Najpierw Messi, potem mundial. W USA piłkarski karnawał potrwa lata

Transfer Messiego jest też ważny dla USA w kontekście mundialu 2026, którego Stany Zjednoczone będą głównym gospodarzem.  

- Firmy mogą dołączyć do tej nowej fali piłki nożnej, stając się sponsorami drużyny MLS, reklamując się z Apple [oficjalnym nadawcą MLS - red.], zawierając umowy z zawodnikami jako ambasadorami, sponsorując reprezentację narodową USA i – ostatecznie – angażując się w mistrzostwa świata jako sponsorzy. Ceny są nadal przystępne, a możliwości mnóstwo - zauważa Font. 

Inter Miami w MLS spisuje się dotąd słabo, a Messi przyjdzie w trakcie sezonu, więc szczególną wagę przykłada się w USA do tegorocznego Pucharu Lig. To rozgrywki, w których grają razem kluby z Kanady, USA i Meksyku. W sumie 47 drużyn z MLS i LIGA MX zagra na przełomie lipca i sierpnia 77 meczów. To one mają wypromować amerykańskie kluby wśród hiszpańskojęzycznych kibiców piłkarskich w USA. – MLS ma zawodników z ponad 80 krajów, a Ameryka Łacińska i amerykańskie społeczności latynoskie mają tam silną reprezentację. W połączeniu z silną bazą fanów LIGA MX w Stanach Zjednoczonych i efektem Messiego, wierzymy, że Puchar Lig szybko stanie się letnią "koniecznością" w latynoskich gospodarstwach domowych w USA, zapewniając jednocześnie szerokie zainteresowanie rynku - mówi Durano. 

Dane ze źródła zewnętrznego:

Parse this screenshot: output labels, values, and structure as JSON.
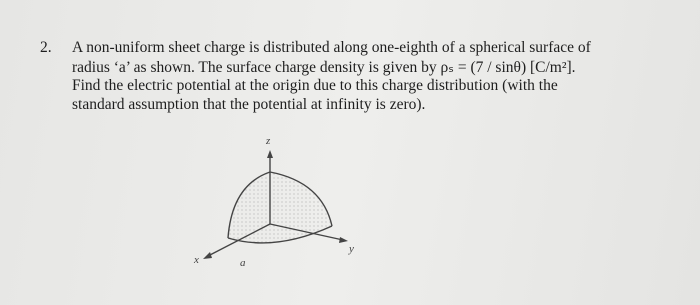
{
  "problem": {
    "number": "2.",
    "lines": [
      "A non-uniform sheet charge is distributed along one-eighth of a spherical surface of",
      "radius ‘a’ as shown. The surface charge density is given by ρₛ = (7 / sinθ) [C/m²].",
      "Find the electric potential at the origin due to this charge distribution (with the",
      "standard assumption that the potential at infinity is zero)."
    ]
  },
  "figure": {
    "z_label": "z",
    "x_label": "x",
    "y_label": "y",
    "radius_label": "a"
  }
}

O przyciągnięciu Latynosów mówi też Fort: – Firmy zainteresowane nawiązaniem kontaktu z latynoskimi konsumentami mogą właśnie znaleźć jedną z najważniejszych okazji ostatnich 20 lat. Wszelkie powiązania z MLS, Miami i samym Messim mogą przynieść ogromne korzyści wszelkiego rodzaju firmom dzięki zwiększonemu zainteresowaniu i obecności w mediach piłki nożnej. Pojawienie się Messiego, uruchomienie 30. drużyny MLS w San Diego w 2025 roku i zbliżające się mistrzostwa świata w 2026, sprawiają, że najbliższe kilka lat to świetny czas na inwestowanie w piłkę nożną. 

– Myślę, że Messi podniesie ligę na inny poziom. Myślę, że będzie więcej pieniędzy na pensje. Na tę ligę będą skierowane oczy, których nigdy nie było. Pomyślmy o wszystkich, którzy kochają Messiego, a są to dziesiątki milionów ludzi. Teraz będą oglądać ligę, której najprawdopodobniej nigdy nie oglądali. Zobaczą kraj, którego najprawdopodobniej nie widzieli - mówi w serwisie The Athletic Taylor Twellman, były piłkarz reprezentacji USA, a obecnie komentator meczów MLS. 

Gdyby przepowiednie ekspertów naprawdę się ziściły i Messi zjednoczyłby wszystkich amerykańskich fanów piłkarskich wokół MLS, to drżyj reszto piłkarskiego świata. Dzięki sile amerykańskich firm i gospodarki Stanów Zjednoczonych powstałaby najmocniejsza finansowo liga świata. Wielka Piątka lig europejskich z Hiszpanii, Anglii, Francji, Niemiec i Włoch zyskałaby potężnego konkurenta.